Why Do Messages from Inside Iran Reach Outside More Easily?

Unfortunately, Iran’s internet connection has been cut for about two weeks and distressing news has left all of us in a bad state. Free access to the internet is a fundamental and basic right for all people. Here’s hoping for better days.

Here I want to explain why, after a brief and limited restoration of connectivity, messages sent from inside Iran are more easily received outside the country, while the reverse path — messages sent from outside Iran — typically have more difficulty reaching their destination.

Asymmetric Routing

During a crisis or period of restrictions, internet routes typically become asymmetric. This means the outbound path from Iran (sending data to the outside) is less restricted, while the inbound path to Iran (receiving data from outside) is more heavily filtered or blocked. The reason is that controlling incoming information is more important to surveillance systems.

Simply put, “sending” becomes easier than “receiving.” The result of this asymmetry is that a request leaves from inside the country, but the response from outside may never return.

Internet routes become asymmetric (Asymmetric Routing) during outages. The outbound path from Iran is usually more open while the inbound path is more restricted. On the other hand, VPNs and proxies have a harder time re-establishing inbound connections on an unstable internet, especially if they use UDP or have weak keep-alive mechanisms.
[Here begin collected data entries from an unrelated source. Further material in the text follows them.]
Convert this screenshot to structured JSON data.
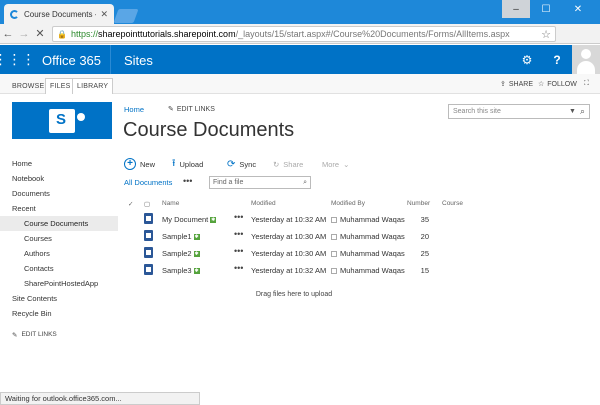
{
  "browser": {
    "tab_title": "Course Documents - All D",
    "url_scheme": "https://",
    "url_host": "sharepointtutorials.sharepoint.com",
    "url_path": "/_layouts/15/start.aspx#/Course%20Documents/Forms/AllItems.aspx",
    "status": "Waiting for outlook.office365.com..."
  },
  "suite": {
    "brand": "Office 365",
    "app": "Sites"
  },
  "ribbon": {
    "tabs": [
      "BROWSE",
      "FILES",
      "LIBRARY"
    ],
    "share": "SHARE",
    "follow": "FOLLOW"
  },
  "site": {
    "breadcrumb_home": "Home",
    "edit_links": "EDIT LINKS",
    "title": "Course Documents",
    "search_placeholder": "Search this site"
  },
  "nav": {
    "items": [
      "Home",
      "Notebook",
      "Documents",
      "Recent"
    ],
    "recent": [
      "Course Documents",
      "Courses",
      "Authors",
      "Contacts",
      "SharePointHostedApp"
    ],
    "bottom": [
      "Site Contents",
      "Recycle Bin"
    ],
    "edit_links": "EDIT LINKS"
  },
  "commands": {
    "new": "New",
    "upload": "Upload",
    "sync": "Sync",
    "share": "Share",
    "more": "More"
  },
  "view": {
    "current": "All Documents",
    "find_placeholder": "Find a file"
  },
  "list": {
    "columns": {
      "name": "Name",
      "modified": "Modified",
      "modified_by": "Modified By",
      "number": "Number",
      "course": "Course"
    },
    "rows": [
      {
        "name": "My Document",
        "modified": "Yesterday at 10:32 AM",
        "by": "Muhammad Waqas",
        "number": "35",
        "course": ""
      },
      {
        "name": "Sample1",
        "modified": "Yesterday at 10:30 AM",
        "by": "Muhammad Waqas",
        "number": "20",
        "course": ""
      },
      {
        "name": "Sample2",
        "modified": "Yesterday at 10:30 AM",
        "by": "Muhammad Waqas",
        "number": "25",
        "course": ""
      },
      {
        "name": "Sample3",
        "modified": "Yesterday at 10:32 AM",
        "by": "Muhammad Waqas",
        "number": "15",
        "course": ""
      }
    ],
    "drop_hint": "Drag files here to upload"
  }
}
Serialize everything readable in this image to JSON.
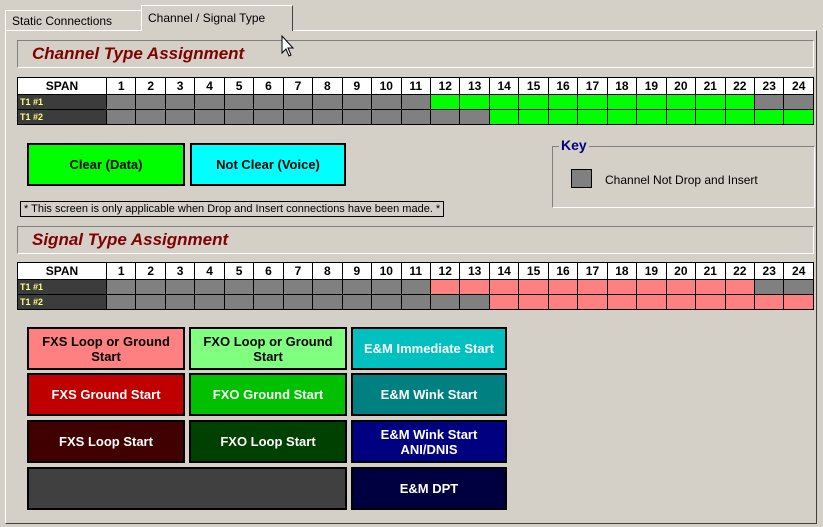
{
  "tabs": [
    {
      "label": "Static Connections",
      "active": false
    },
    {
      "label": "Channel / Signal Type",
      "active": true
    }
  ],
  "channel_section": {
    "title": "Channel Type Assignment",
    "title_color": "#800000",
    "span_header": "SPAN",
    "columns": [
      "1",
      "2",
      "3",
      "4",
      "5",
      "6",
      "7",
      "8",
      "9",
      "10",
      "11",
      "12",
      "13",
      "14",
      "15",
      "16",
      "17",
      "18",
      "19",
      "20",
      "21",
      "22",
      "23",
      "24"
    ],
    "rows": [
      {
        "label": "T1 #1",
        "cells": [
          "gray",
          "gray",
          "gray",
          "gray",
          "gray",
          "gray",
          "gray",
          "gray",
          "gray",
          "gray",
          "gray",
          "green",
          "green",
          "green",
          "green",
          "green",
          "green",
          "green",
          "green",
          "green",
          "green",
          "green",
          "gray",
          "gray"
        ]
      },
      {
        "label": "T1 #2",
        "cells": [
          "gray",
          "gray",
          "gray",
          "gray",
          "gray",
          "gray",
          "gray",
          "gray",
          "gray",
          "gray",
          "gray",
          "gray",
          "gray",
          "green",
          "green",
          "green",
          "green",
          "green",
          "green",
          "green",
          "green",
          "green",
          "green",
          "green"
        ]
      }
    ],
    "buttons": [
      {
        "label": "Clear (Data)",
        "color": "#00ff00"
      },
      {
        "label": "Not Clear (Voice)",
        "color": "#00ffff"
      }
    ],
    "note": "* This screen is only applicable when Drop and Insert connections have been made. *"
  },
  "key": {
    "title": "Key",
    "item_label": "Channel Not Drop and Insert",
    "item_color": "#808080"
  },
  "signal_section": {
    "title": "Signal Type Assignment",
    "title_color": "#800000",
    "span_header": "SPAN",
    "columns": [
      "1",
      "2",
      "3",
      "4",
      "5",
      "6",
      "7",
      "8",
      "9",
      "10",
      "11",
      "12",
      "13",
      "14",
      "15",
      "16",
      "17",
      "18",
      "19",
      "20",
      "21",
      "22",
      "23",
      "24"
    ],
    "rows": [
      {
        "label": "T1 #1",
        "cells": [
          "gray",
          "gray",
          "gray",
          "gray",
          "gray",
          "gray",
          "gray",
          "gray",
          "gray",
          "gray",
          "gray",
          "pink",
          "pink",
          "pink",
          "pink",
          "pink",
          "pink",
          "pink",
          "pink",
          "pink",
          "pink",
          "pink",
          "gray",
          "gray"
        ]
      },
      {
        "label": "T1 #2",
        "cells": [
          "gray",
          "gray",
          "gray",
          "gray",
          "gray",
          "gray",
          "gray",
          "gray",
          "gray",
          "gray",
          "gray",
          "gray",
          "gray",
          "pink",
          "pink",
          "pink",
          "pink",
          "pink",
          "pink",
          "pink",
          "pink",
          "pink",
          "pink",
          "pink"
        ]
      }
    ],
    "buttons": {
      "fxs_loop_or_ground": {
        "label": "FXS Loop or Ground Start",
        "bg": "#ff8080",
        "fg": "#000000"
      },
      "fxo_loop_or_ground": {
        "label": "FXO Loop or Ground Start",
        "bg": "#80ff80",
        "fg": "#000000"
      },
      "em_immediate": {
        "label": "E&M Immediate Start",
        "bg": "#00c0c0",
        "fg": "#ffffff"
      },
      "fxs_ground": {
        "label": "FXS Ground Start",
        "bg": "#c00000",
        "fg": "#ffffff"
      },
      "fxo_ground": {
        "label": "FXO Ground Start",
        "bg": "#00c000",
        "fg": "#ffffff"
      },
      "em_wink": {
        "label": "E&M Wink Start",
        "bg": "#008080",
        "fg": "#ffffff"
      },
      "fxs_loop": {
        "label": "FXS Loop Start",
        "bg": "#400000",
        "fg": "#ffffff"
      },
      "fxo_loop": {
        "label": "FXO Loop Start",
        "bg": "#004000",
        "fg": "#ffffff"
      },
      "em_wink_ani": {
        "label": "E&M Wink Start ANI/DNIS",
        "bg": "#000080",
        "fg": "#ffffff"
      },
      "blank": {
        "label": "",
        "bg": "#404040",
        "fg": "#ffffff"
      },
      "em_dpt": {
        "label": "E&M DPT",
        "bg": "#000040",
        "fg": "#ffffff"
      }
    }
  }
}
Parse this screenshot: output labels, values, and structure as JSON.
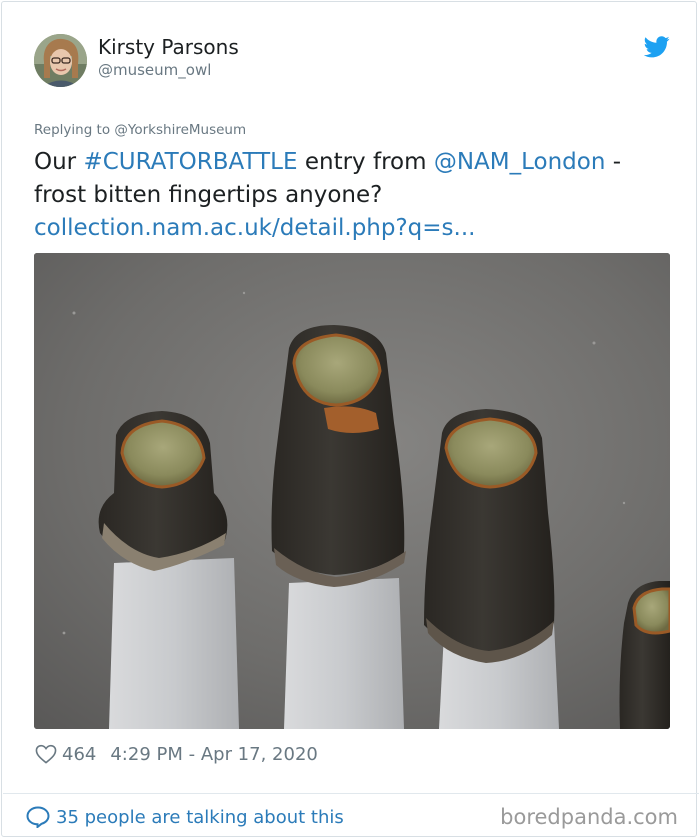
{
  "author": {
    "name": "Kirsty Parsons",
    "handle": "@museum_owl"
  },
  "tweet": {
    "replying_to": "Replying to @YorkshireMuseum",
    "text_before": "Our ",
    "hashtag": "#CURATORBATTLE",
    "text_mid": " entry from ",
    "mention": "@NAM_London",
    "text_after": " - frost bitten fingertips anyone?",
    "url_text": "collection.nam.ac.uk/detail.php?q=s..."
  },
  "meta": {
    "likes": "464",
    "timestamp": "4:29 PM - Apr 17, 2020"
  },
  "footer": {
    "talking": "35 people are talking about this",
    "watermark": "boredpanda.com"
  },
  "colors": {
    "link": "#2b7bb9",
    "text": "#1c2022",
    "muted": "#697882",
    "twitter_blue": "#1da1f2"
  },
  "icons": {
    "logo": "twitter-bird-icon",
    "like": "heart-icon",
    "reply": "speech-bubble-icon"
  }
}
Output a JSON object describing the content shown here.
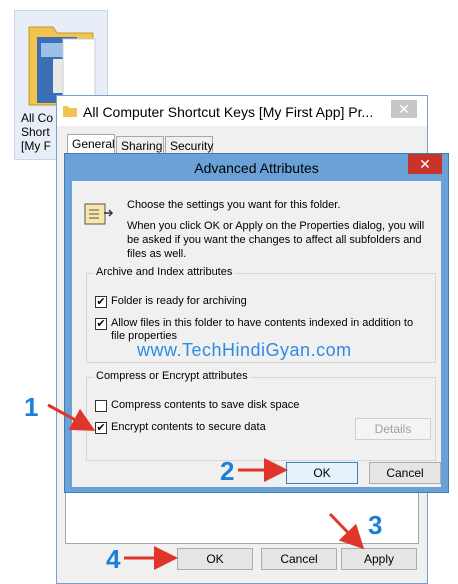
{
  "desktop_icon": {
    "label": "All Co\nShort\n[My F"
  },
  "properties": {
    "title": "All Computer Shortcut Keys [My First App] Pr...",
    "close": "✕",
    "tabs": [
      "General",
      "Sharing",
      "Security"
    ],
    "buttons": {
      "ok": "OK",
      "cancel": "Cancel",
      "apply": "Apply"
    }
  },
  "advanced": {
    "title": "Advanced Attributes",
    "close": "✕",
    "intro": "Choose the settings you want for this folder.",
    "description": "When you click OK or Apply on the Properties dialog, you will be asked if you want the changes to affect all subfolders and files as well.",
    "archive_group": {
      "label": "Archive and Index attributes",
      "options": [
        {
          "label": "Folder is ready for archiving",
          "checked": true
        },
        {
          "label": "Allow files in this folder to have contents indexed in addition to file properties",
          "checked": true
        }
      ]
    },
    "compress_group": {
      "label": "Compress or Encrypt attributes",
      "options": [
        {
          "label": "Compress contents to save disk space",
          "checked": false
        },
        {
          "label": "Encrypt contents to secure data",
          "checked": true
        }
      ],
      "details": "Details"
    },
    "buttons": {
      "ok": "OK",
      "cancel": "Cancel"
    }
  },
  "watermark": "www.TechHindiGyan.com",
  "annotations": [
    "1",
    "2",
    "3",
    "4"
  ],
  "colors": {
    "annotation": "#1e7fd8",
    "arrow": "#e0352b",
    "title_bar": "#6aa2d8",
    "close_red": "#c7342a"
  }
}
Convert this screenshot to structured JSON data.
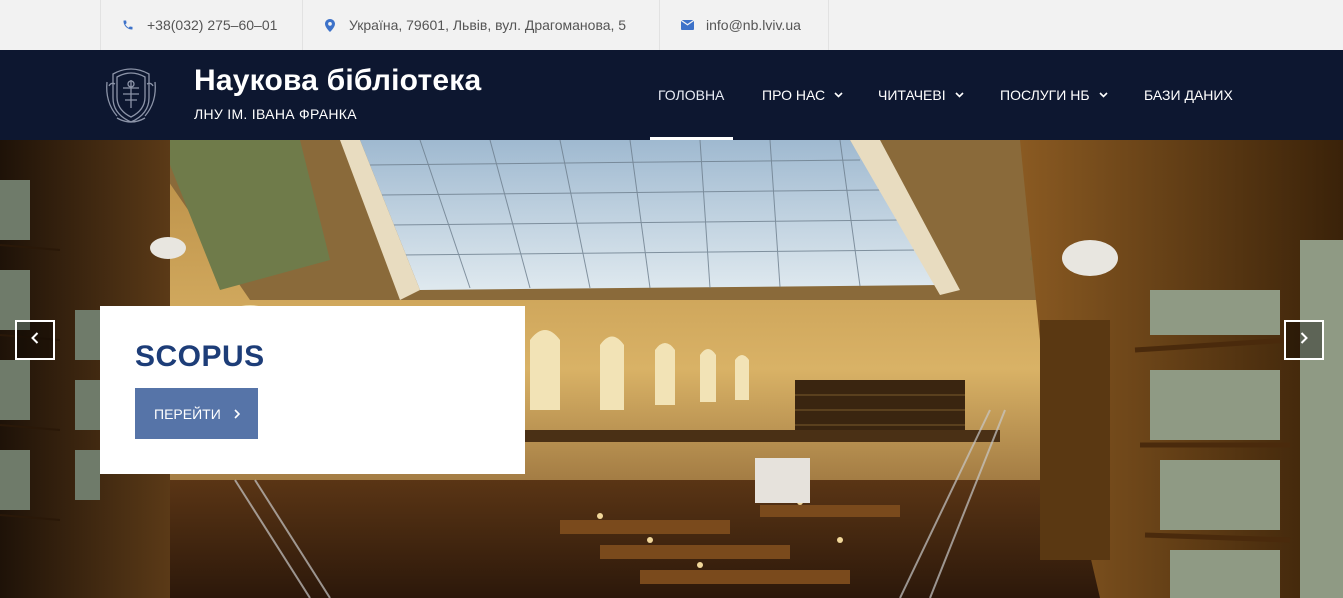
{
  "topbar": {
    "phone": "+38(032) 275–60–01",
    "address": "Україна, 79601, Львів, вул. Драгоманова, 5",
    "email": "info@nb.lviv.ua",
    "icons": {
      "phone": "phone-icon",
      "address": "map-marker-icon",
      "email": "envelope-icon"
    },
    "icon_color": "#3d72c9"
  },
  "header": {
    "title": "Наукова бібліотека",
    "subtitle": "ЛНУ ІМ. ІВАНА ФРАНКА",
    "logo_icon": "university-crest-icon",
    "background": "#0d1730"
  },
  "nav": {
    "items": [
      {
        "label": "ГОЛОВНА",
        "has_dropdown": false,
        "active": true
      },
      {
        "label": "ПРО НАС",
        "has_dropdown": true,
        "active": false
      },
      {
        "label": "ЧИТАЧЕВІ",
        "has_dropdown": true,
        "active": false
      },
      {
        "label": "ПОСЛУГИ НБ",
        "has_dropdown": true,
        "active": false
      },
      {
        "label": "БАЗИ ДАНИХ",
        "has_dropdown": false,
        "active": false
      }
    ]
  },
  "slider": {
    "slide_title": "SCOPUS",
    "button_label": "ПЕРЕЙТИ",
    "button_icon": "chevron-right-icon",
    "prev_icon": "chevron-left-icon",
    "next_icon": "chevron-right-icon",
    "title_color": "#1d3d78",
    "button_color": "#5674a8"
  }
}
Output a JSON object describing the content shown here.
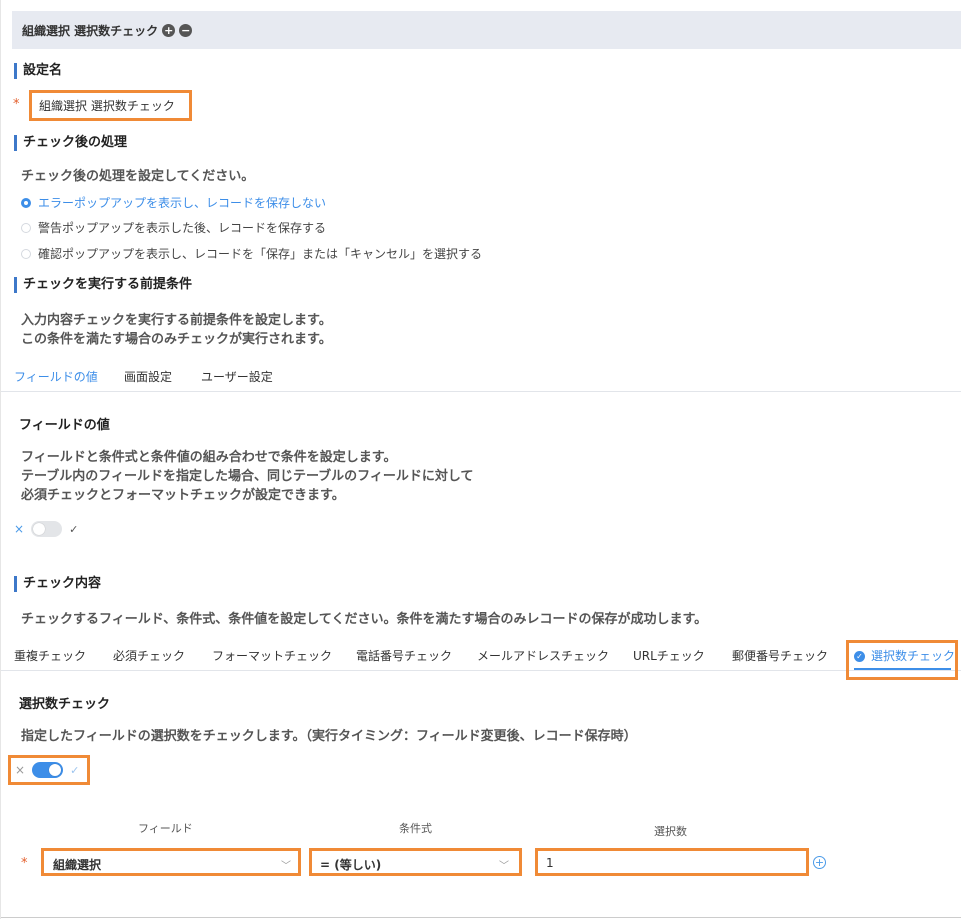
{
  "header": {
    "title": "組織選択 選択数チェック",
    "add_label": "+",
    "remove_label": "−"
  },
  "setting_name": {
    "title": "設定名",
    "required_mark": "*",
    "value": "組織選択 選択数チェック"
  },
  "after_check": {
    "title": "チェック後の処理",
    "description": "チェック後の処理を設定してください。",
    "options": [
      {
        "label": "エラーポップアップを表示し、レコードを保存しない",
        "selected": true
      },
      {
        "label": "警告ポップアップを表示した後、レコードを保存する",
        "selected": false
      },
      {
        "label": "確認ポップアップを表示し、レコードを「保存」または「キャンセル」を選択する",
        "selected": false
      }
    ]
  },
  "precondition": {
    "title": "チェックを実行する前提条件",
    "description_line1": "入力内容チェックを実行する前提条件を設定します。",
    "description_line2": "この条件を満たす場合のみチェックが実行されます。",
    "tabs": [
      "フィールドの値",
      "画面設定",
      "ユーザー設定"
    ],
    "active_tab": 0,
    "field_value": {
      "title": "フィールドの値",
      "line1": "フィールドと条件式と条件値の組み合わせで条件を設定します。",
      "line2": "テーブル内のフィールドを指定した場合、同じテーブルのフィールドに対して",
      "line3": "必須チェックとフォーマットチェックが設定できます。",
      "toggle_off_symbol": "×",
      "toggle_on_symbol": "✓",
      "enabled": false
    }
  },
  "check_content": {
    "title": "チェック内容",
    "description": "チェックするフィールド、条件式、条件値を設定してください。条件を満たす場合のみレコードの保存が成功します。",
    "tabs": [
      "重複チェック",
      "必須チェック",
      "フォーマットチェック",
      "電話番号チェック",
      "メールアドレスチェック",
      "URLチェック",
      "郵便番号チェック",
      "選択数チェック"
    ],
    "active_tab": 7,
    "selection_count": {
      "title": "選択数チェック",
      "description": "指定したフィールドの選択数をチェックします。（実行タイミング：フィールド変更後、レコード保存時）",
      "toggle_off_symbol": "×",
      "toggle_on_symbol": "✓",
      "enabled": true,
      "columns": {
        "field": "フィールド",
        "condition": "条件式",
        "count": "選択数"
      },
      "row": {
        "required_mark": "*",
        "field": "組織選択",
        "condition": "= (等しい)",
        "count": "1"
      }
    }
  },
  "colors": {
    "accent": "#3d8ee8",
    "highlight": "#f08a36",
    "required": "#e35e2b"
  }
}
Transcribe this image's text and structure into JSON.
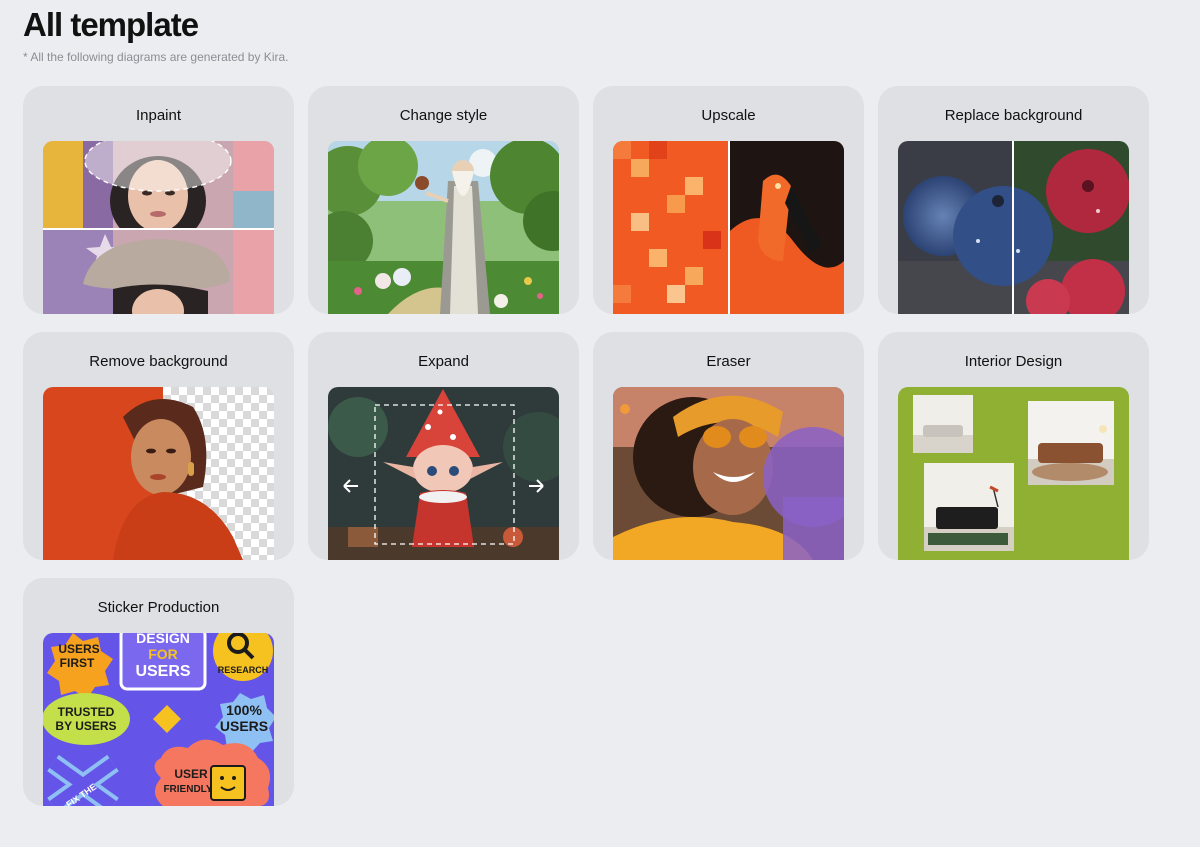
{
  "page": {
    "title": "All template",
    "subtitle": "* All the following diagrams are generated by Kira."
  },
  "templates": [
    {
      "label": "Inpaint",
      "image": "woman-beret-inpaint-image"
    },
    {
      "label": "Change style",
      "image": "wizard-forest-illustration-image"
    },
    {
      "label": "Upscale",
      "image": "flamingo-pixelated-comparison-image"
    },
    {
      "label": "Replace background",
      "image": "berries-split-comparison-image"
    },
    {
      "label": "Remove background",
      "image": "woman-orange-background-removed-image"
    },
    {
      "label": "Expand",
      "image": "elf-character-expand-image"
    },
    {
      "label": "Eraser",
      "image": "smiling-woman-sunglasses-image"
    },
    {
      "label": "Interior Design",
      "image": "sofa-rooms-collage-image"
    },
    {
      "label": "Sticker Production",
      "image": "ux-stickers-sheet-image"
    }
  ],
  "stickers": {
    "users_first": "USERS FIRST",
    "design_for_users": "DESIGN FOR USERS",
    "research": "RESEARCH",
    "trusted_by_users": "TRUSTED BY USERS",
    "hundred_users": "100% USERS",
    "user_friendly": "USER FRIENDLY",
    "fix_the_problem": "FIX THE BLEM"
  },
  "colors": {
    "page_bg": "#ecedf0",
    "card_bg": "#dfe0e3",
    "sticker_sheet_bg": "#6554e8",
    "interior_bg": "#8fb032"
  }
}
Also, DNS and external servers sometimes send responses via a route whose return path to Iran is blocked.

Stateless Firewall

A stateless firewall checks each internet packet completely independently. It doesn’t care what was exchanged before this packet. It only looks at whether this packet matches the defined rules.

Advantages

Simplicity is the most important advantage of this type of firewall. It is easy to implement, consumes few resources, and has high processing speed. For this reason, it is suitable for simple routers or networks with very high traffic volumes.

Disadvantages

The main problem with this firewall is that it has no “context.” It cannot understand what connection a packet is part of. For this reason, its rules must either be very permissive (which reduces security) or very strict (which causes legitimate connections to be dropped), and it is not well-suited for precise control of inbound traffic.

Stateful Firewall

A stateful firewall, unlike a stateless one, has memory. When a connection is initiated from inside the network, the firewall records it in a table called the state table. After that, only packets that are a continuation of that recorded connection are allowed through.

If a packet arrives from outside for which no prior connection exists, the firewall treats it as suspicious and typically blocks it.

Advantages

Higher security is the main advantage of a stateful firewall, because it only allows the continuation of connections that started “legitimately.” Control of inbound traffic is much more precise and the risk of abuse is reduced.

Disadvantages

This type of firewall is more complex and consumes more resources. Additionally, it is sensitive to network instability. If a connection is interrupted and reconnects, or a packet is lost, the state may be cleared and subsequent packets may be incorrectly blocked.

Summary Comparison of Stateless and Stateful

In short, stateless is simple and fast but has no awareness of connections. Stateful is smarter and more secure but can drop legitimate connections on an unstable internet. Iran’s internet restrictions more likely use stateful firewalls, because controlling inbound traffic is their priority.

In Iran’s internet restrictions, stateful firewalls are probably used more — meaning if a connection is initiated from inside the country, the response from outside comes back more easily, but if someone tries to send a message from outside without a prior connection from inside, the firewall typically blocks it.

That is why messages sent from inside to outside have a better chance of arriving than messages sent from outside to inside.

TCP and Its Key Messages

Most internet communications (web, messaging apps, email) run on a protocol called TCP. Before sending data, TCP has a specific process for establishing a connection.

First, a packet called SYN is sent, meaning “I want to establish a connection.” The other party responds with SYN-ACK, meaning “I received your request and I’m ready.” The sender then confirms with ACK and the connection is established. After that, the actual DATA is exchanged. Finally, one of the two parties announces with FIN that the connection is over and it is closed.

This defined structure allows stateful firewalls to determine which connections are legitimate.

Comparison of UDP and TCP

UDP and the Concept of Pseudo-State

UDP, unlike TCP, has none of these steps. It has no defined start, no acknowledgment, no end. Each UDP packet is sent independently, without the other party necessarily sending a response.

To avoid completely blocking UDP, stateful firewalls create something called a pseudo-state. This means if a UDP packet is sent from inside the network to a specific destination, the firewall temporarily allows a response from that same destination to return. If this time window expires or the internet is unstable, subsequent packets arriving from outside are no longer recognized as legitimate and are dropped.

For this reason, UDP-based connections — such as some VPNs, voice and video calls — become unstable very quickly when internet connectivity is intermittent.

Summary

The fact that messages from inside Iran reach outside more easily but not vice versa is the result of a combination of factors: the asymmetric nature of internet routes, the widespread use of stateful firewalls, the sensitivity of these firewalls to network instability, and the inherent differences between TCP and UDP. This behavior is neither a bug nor accidental — it is the product of design and policy decisions at the network infrastructure level.